These are uncertain times.
And decision making has become difficult on nearly every level — for individuals, for organisations, and for societies.
Climate change is accelerating, and its consequences are increasingly hard to predict for most of us. Look at the winter we’ve just experienced.
Geopolitical developments are taking us in unfamiliar and unsettling directions.
Young people’s values seem to be shifting — in China, in Sweden, and elsewhere.
We perceive, again from the lay person’s perspective, a growing polarisation between women and men, at least in political preferences.
And while we all used to speak about sustainability, the momentum seems weakening among those in power – in the US, in Sweden, and elsewhere.
One might say that knowledge has always been uncertain — that values have always shifted. That decision-making has always been hard. That cognition, communication and culture are not easy to understand. That is true.
But today, that sense of uncertainty is somehow stronger.
In moments like this, the humanities matter even more.
The humanities must move closer to society — contributing knowledge, understanding, and methods that help us make better decisions. And it must move closer to the other sciences.
But the humanities themselves must also move within — by evolving their methods, reframing their research questions, and renewing their educational programmes to remain relevant and impactful.
At Lund University, we – or at least a substantial part of us, have come to believe that Lund Humanities Village is one way to do this.
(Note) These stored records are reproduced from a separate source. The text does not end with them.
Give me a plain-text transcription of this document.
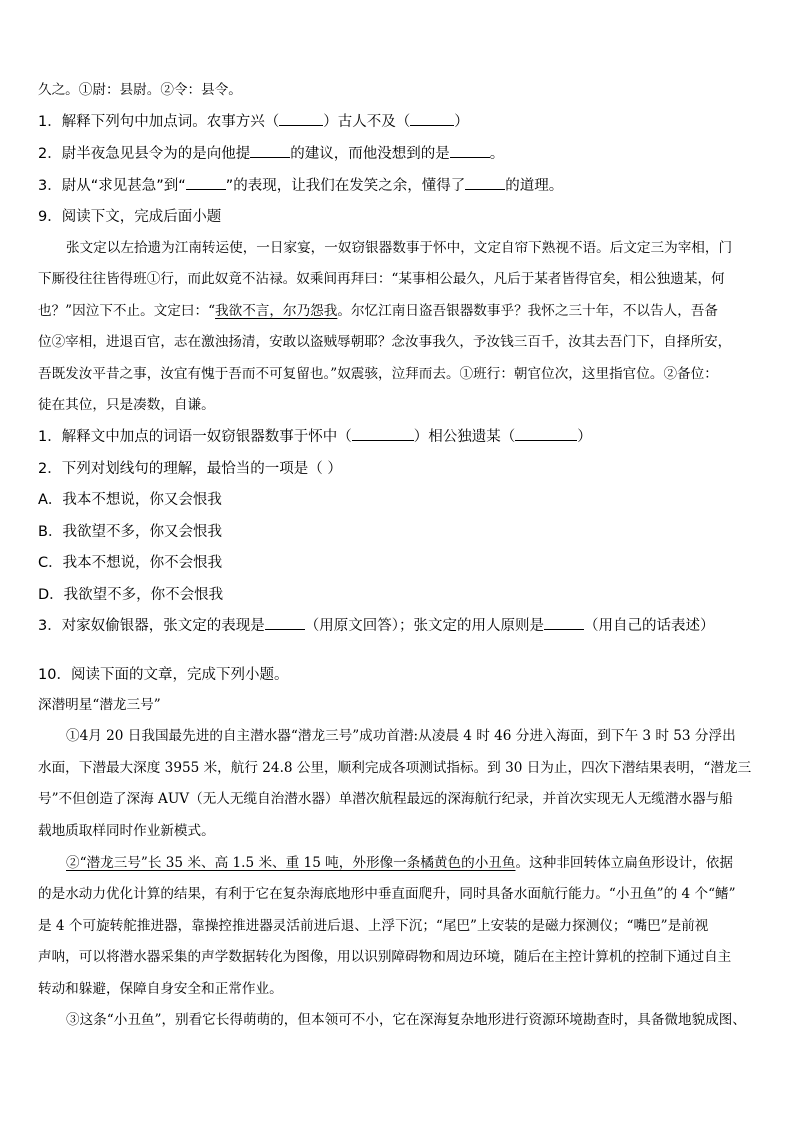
久之。①尉：县尉。②令：县令。
1．解释下列句中加点词。农事方兴（	）古人不及（	）
2．尉半夜急见县令为的是向他提	的建议，而他没想到的是	。
3．尉从“求见甚急”到“	”的表现，让我们在发笑之余，懂得了	的道理。
9．阅读下文，完成后面小题
张文定以左拾遗为江南转运使，一日家宴，一奴窃银器数事于怀中，文定自帘下熟视不语。后文定三为宰相，门
下厮役往往皆得班①行，而此奴竟不沾禄。奴乘间再拜曰：“某事相公最久，凡后于某者皆得官矣，相公独遗某，何
也？”因泣下不止。文定曰：“我欲不言，尔乃怨我。尔忆江南日盗吾银器数事乎？我怀之三十年，不以告人，吾备
位②宰相，进退百官，志在激浊扬清，安敢以盗贼辱朝耶？念汝事我久，予汝钱三百千，汝其去吾门下，自择所安，
吾既发汝平昔之事，汝宜有愧于吾而不可复留也。”奴震骇，泣拜而去。①班行：朝官位次，这里指官位。②备位：
徒在其位，只是凑数，自谦。
1．解释文中加点的词语一奴窃银器数事于怀中（	）相公独遗某（	）
2．下列对划线句的理解，最恰当的一项是（ ）
A．我本不想说，你又会恨我
B．我欲望不多，你又会恨我
C．我本不想说，你不会恨我
D．我欲望不多，你不会恨我
3．对家奴偷银器，张文定的表现是	（用原文回答）；张文定的用人原则是	（用自己的话表述）
10．阅读下面的文章，完成下列小题。
深潜明星“潜龙三号”
①4月 20 日我国最先进的自主潜水器“潜龙三号”成功首潜:从凌晨 4 时 46 分进入海面，到下午 3 时 53 分浮出
水面，下潜最大深度 3955 米，航行 24.8 公里，顺利完成各项测试指标。到 30 日为止，四次下潜结果表明，“潜龙三
号”不但创造了深海 AUV（无人无缆自治潜水器）单潜次航程最远的深海航行纪录，并首次实现无人无缆潜水器与船
载地质取样同时作业新模式。
②“潜龙三号”长 35 米、高 1.5 米、重 15 吨，外形像一条橘黄色的小丑鱼。这种非回转体立扁鱼形设计，依据
的是水动力优化计算的结果，有利于它在复杂海底地形中垂直面爬升，同时具备水面航行能力。“小丑鱼”的 4 个“鳍”
是 4 个可旋转舵推进器，靠操控推进器灵活前进后退、上浮下沉；“尾巴”上安装的是磁力探测仪；“嘴巴”是前视
声呐，可以将潜水器采集的声学数据转化为图像，用以识别障碍物和周边环境，随后在主控计算机的控制下通过自主
转动和躲避，保障自身安全和正常作业。
③这条“小丑鱼”，别看它长得萌萌的，但本领可不小，它在深海复杂地形进行资源环境勘查时，具备微地貌成图、
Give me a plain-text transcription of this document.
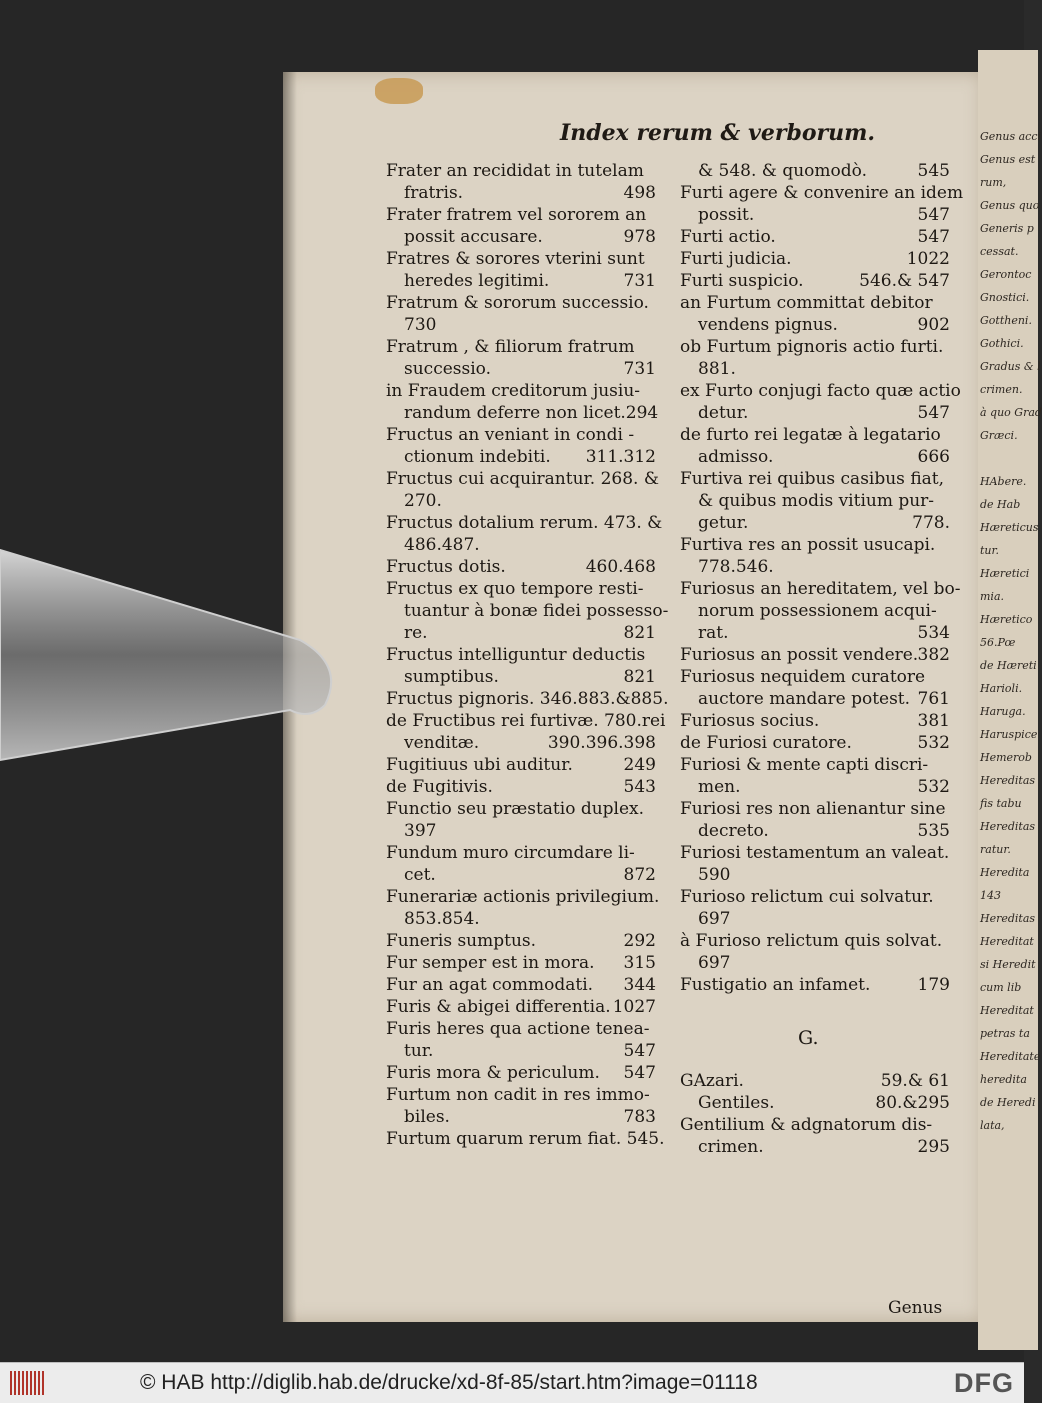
Genus acci
Genus est
rum,
Genus quo
Generis p
cessat.
Gerontoc
Gnostici.
Gottheni.
Gothici.
Gradus & l
crimen.
à quo Grad
Græci.
HAbere.
de Hab
Hæreticus
tur.
Hæretici
mia.
Hæretico
56.Pœ
de Hæreti
Harioli.
Haruga.
Haruspice
Hemerob
Hereditas
fis tabu
Hereditas
ratur.
Heredita
143
Hereditas
Hereditat
si Heredit
cum lib
Hereditat
petras ta
Hereditate
heredita
de Heredi
lata,
Index rerum & verborum.
Frater an recididat in tutelam
fratris.	498
Frater fratrem vel sororem an
possit accusare.	978
Fratres & sorores vterini sunt
heredes legitimi.	731
Fratrum & sororum successio.
730
Fratrum , & filiorum fratrum
successio.	731
in Fraudem creditorum jusiu-
randum deferre non licet.294
Fructus an veniant in condi -
ctionum indebiti. 311.312
Fructus cui acquirantur. 268. &
270.
Fructus dotalium rerum. 473. &
486.487.
Fructus dotis.	460.468
Fructus ex quo tempore resti-
tuantur à bonæ fidei possesso-
re.	821
Fructus intelliguntur deductis
sumptibus.	821
Fructus pignoris. 346.883.&885.
de Fructibus rei furtivæ. 780.rei
venditæ.	390.396.398
Fugitiuus ubi auditur.	249
de Fugitivis.	543
Functio seu præstatio duplex.
397
Fundum muro circumdare li-
cet.	872
Funerariæ actionis privilegium.
853.854.
Funeris sumptus.	292
Fur semper est in mora. 315
Fur an agat commodati. 344
Furis & abigei differentia. 1027
Furis heres qua actione tenea-
tur.	547
Furis mora & periculum. 547
Furtum non cadit in res immo-
biles.	783
Furtum quarum rerum fiat. 545.
& 548. & quomodò.	545
Furti agere & convenire an idem
possit.	547
Furti actio.	547
Furti judicia.	1022
Furti suspicio.	546.& 547
an Furtum committat debitor
vendens pignus.	902
ob Furtum pignoris actio furti.
881.
ex Furto conjugi facto quæ actio
detur.	547
de furto rei legatæ à legatario
admisso.	666
Furtiva rei quibus casibus fiat,
& quibus modis vitium pur-
getur.	778.
Furtiva res an possit usucapi.
778.546.
Furiosus an hereditatem, vel bo-
norum possessionem acqui-
rat.	534
Furiosus an possit vendere. 382
Furiosus nequidem curatore
auctore mandare potest. 761
Furiosus socius.	381
de Furiosi curatore.	532
Furiosi & mente capti discri-
men.	532
Furiosi res non alienantur sine
decreto.	535
Furiosi testamentum an valeat.
590
Furioso relictum cui solvatur.
697
à Furioso relictum quis solvat.
697
Fustigatio an infamet.	179
G.
GAzari.	59.& 61
Gentiles.	80.&295
Gentilium & adgnatorum dis-
crimen.	295
Genus
© HAB http://diglib.hab.de/drucke/xd-8f-85/start.htm?image=01118	DFG
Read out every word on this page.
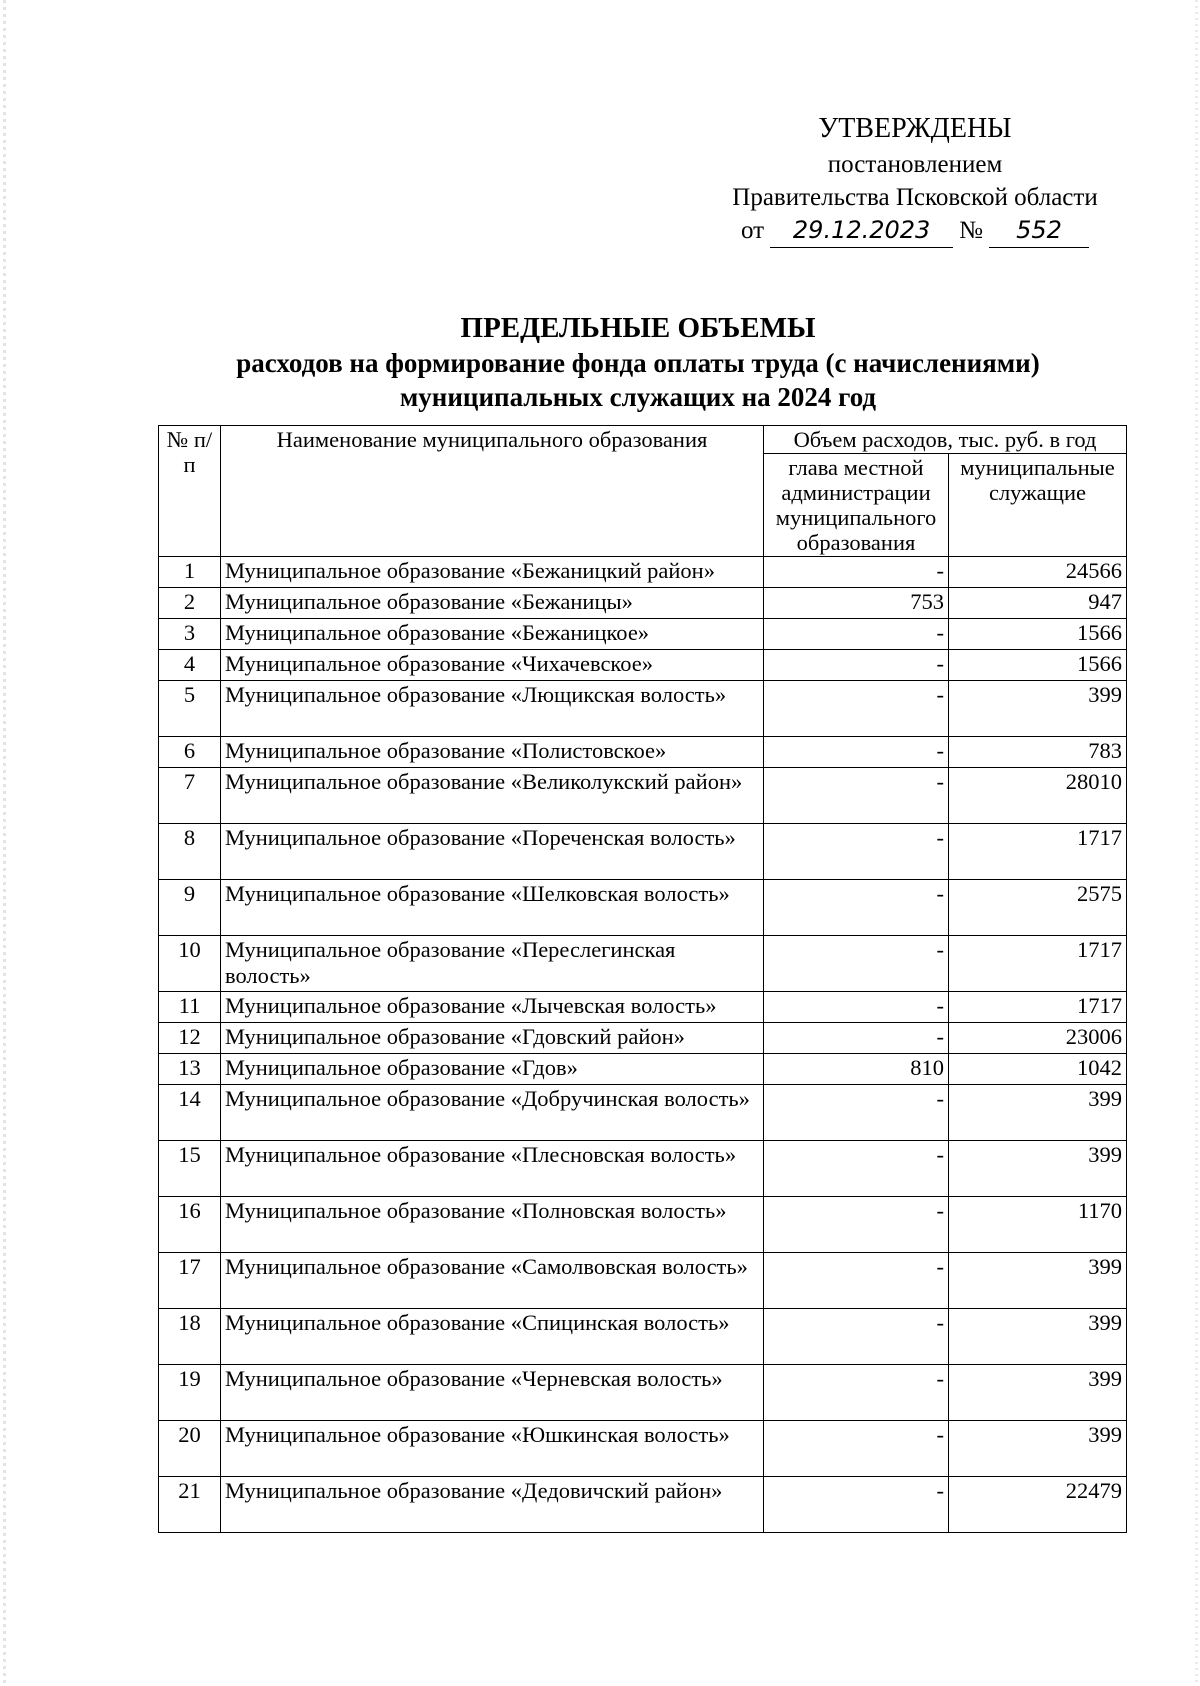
УТВЕРЖДЕНЫ
постановлением
Правительства Псковской области
от	29.12.2023	№	552
ПРЕДЕЛЬНЫЕ ОБЪЕМЫ
расходов на формирование фонда оплаты труда (с начислениями)
муниципальных служащих на 2024 год
№ п/п	Наименование муниципального образования	Объем расходов, тыс. руб. в год	
		глава местной администрации муниципального образования	муниципальные служащие
1	Муниципальное образование «Бежаницкий район»	-	24566
2	Муниципальное образование «Бежаницы»	753	947
3	Муниципальное образование «Бежаницкое»	-	1566
4	Муниципальное образование «Чихачевское»	-	1566
5	Муниципальное образование «Лющикская волость»	-	399
6	Муниципальное образование «Полистовское»	-	783
7	Муниципальное образование «Великолукский район»	-	28010
8	Муниципальное образование «Пореченская волость»	-	1717
9	Муниципальное образование «Шелковская волость»	-	2575
10	Муниципальное образование «Переслегинская волость»	-	1717
11	Муниципальное образование «Лычевская волость»	-	1717
12	Муниципальное образование «Гдовский район»	-	23006
13	Муниципальное образование «Гдов»	810	1042
14	Муниципальное образование «Добручинская волость»	-	399
15	Муниципальное образование «Плесновская волость»	-	399
16	Муниципальное образование «Полновская волость»	-	1170
17	Муниципальное образование «Самолвовская волость»	-	399
18	Муниципальное образование «Спицинская волость»	-	399
19	Муниципальное образование «Черневская волость»	-	399
20	Муниципальное образование «Юшкинская волость»	-	399
21	Муниципальное образование «Дедовичский район»	-	22479
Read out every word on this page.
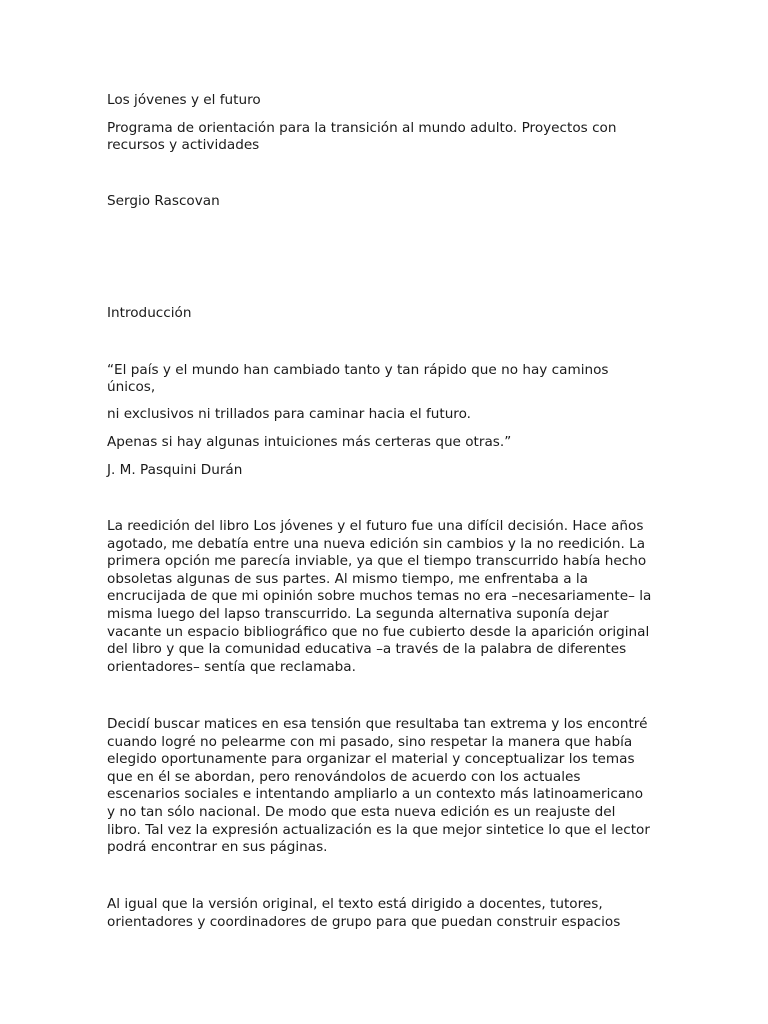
Los jóvenes y el futuro

Programa de orientación para la transición al mundo adulto. Proyectos con

recursos y actividades

Sergio Rascovan

Introducción

“El país y el mundo han cambiado tanto y tan rápido que no hay caminos

únicos,

ni exclusivos ni trillados para caminar hacia el futuro.

Apenas si hay algunas intuiciones más certeras que otras.”

J. M. Pasquini Durán

La reedición del libro Los jóvenes y el futuro fue una difícil decisión. Hace años
agotado, me debatía entre una nueva edición sin cambios y la no reedición. La
primera opción me parecía inviable, ya que el tiempo transcurrido había hecho
obsoletas algunas de sus partes. Al mismo tiempo, me enfrentaba a la
encrucijada de que mi opinión sobre muchos temas no era –necesariamente– la
misma luego del lapso transcurrido. La segunda alternativa suponía dejar
vacante un espacio bibliográfico que no fue cubierto desde la aparición original
del libro y que la comunidad educativa –a través de la palabra de diferentes
orientadores– sentía que reclamaba.
Decidí buscar matices en esa tensión que resultaba tan extrema y los encontré
cuando logré no pelearme con mi pasado, sino respetar la manera que había
elegido oportunamente para organizar el material y conceptualizar los temas
que en él se abordan, pero renovándolos de acuerdo con los actuales
escenarios sociales e intentando ampliarlo a un contexto más latinoamericano
y no tan sólo nacional. De modo que esta nueva edición es un reajuste del
libro. Tal vez la expresión actualización es la que mejor sintetice lo que el lector
podrá encontrar en sus páginas.
Al igual que la versión original, el texto está dirigido a docentes, tutores,
orientadores y coordinadores de grupo para que puedan construir espacios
A place designed to create new spaces for collaboration between the humanities and the social and natural sciences, between academia, business, and the cultural and creative industries.
A new kind of village — a village for engagement — where ideas meet students, where students meet researchers, and where researchers and students meet society. Where impact is co created, as a business school might say.
But it is more than that.
It is not only a path toward societal relevance for the humanities and employability for their students. It is a way to adapt how we work and do research.
We will launch Lund Humanities Village on May 8 this year. It will include a new mentor programme, and – with time – much more.
Now, some people ask: Is all of this being built from scratch?
And the answer is: no.
Our faculties already have — and have long had — remarkable infrastructures that support many of these ambitions.
The most obvious example is Lund University Humanities Lab.
A place where users from almost every corner of our university come together.
A place where collaborations with industry and the cultural sector are already happening — for instance, in developing the ghost in The Ghost of Canterville, together with Riksteatern CREA.
This kind of activity is important.
It is important for society, especially in uncertain times.
It is fundamental for academia, for its interdisciplinary strength.
It is, I think, inevitable for the humanities, because it shows — in practice — the value the humanities bring.
And, of course, it is essential because it enables the humanities to evolve: becoming even better, even more relevant, and even more valuable.
I am proud that Lund University has the Humanities Laboratory as a core facility. The lab and the village will strengthen our ability to navigate today’s uncertainties by opening the humanities beyond their traditional boundaries.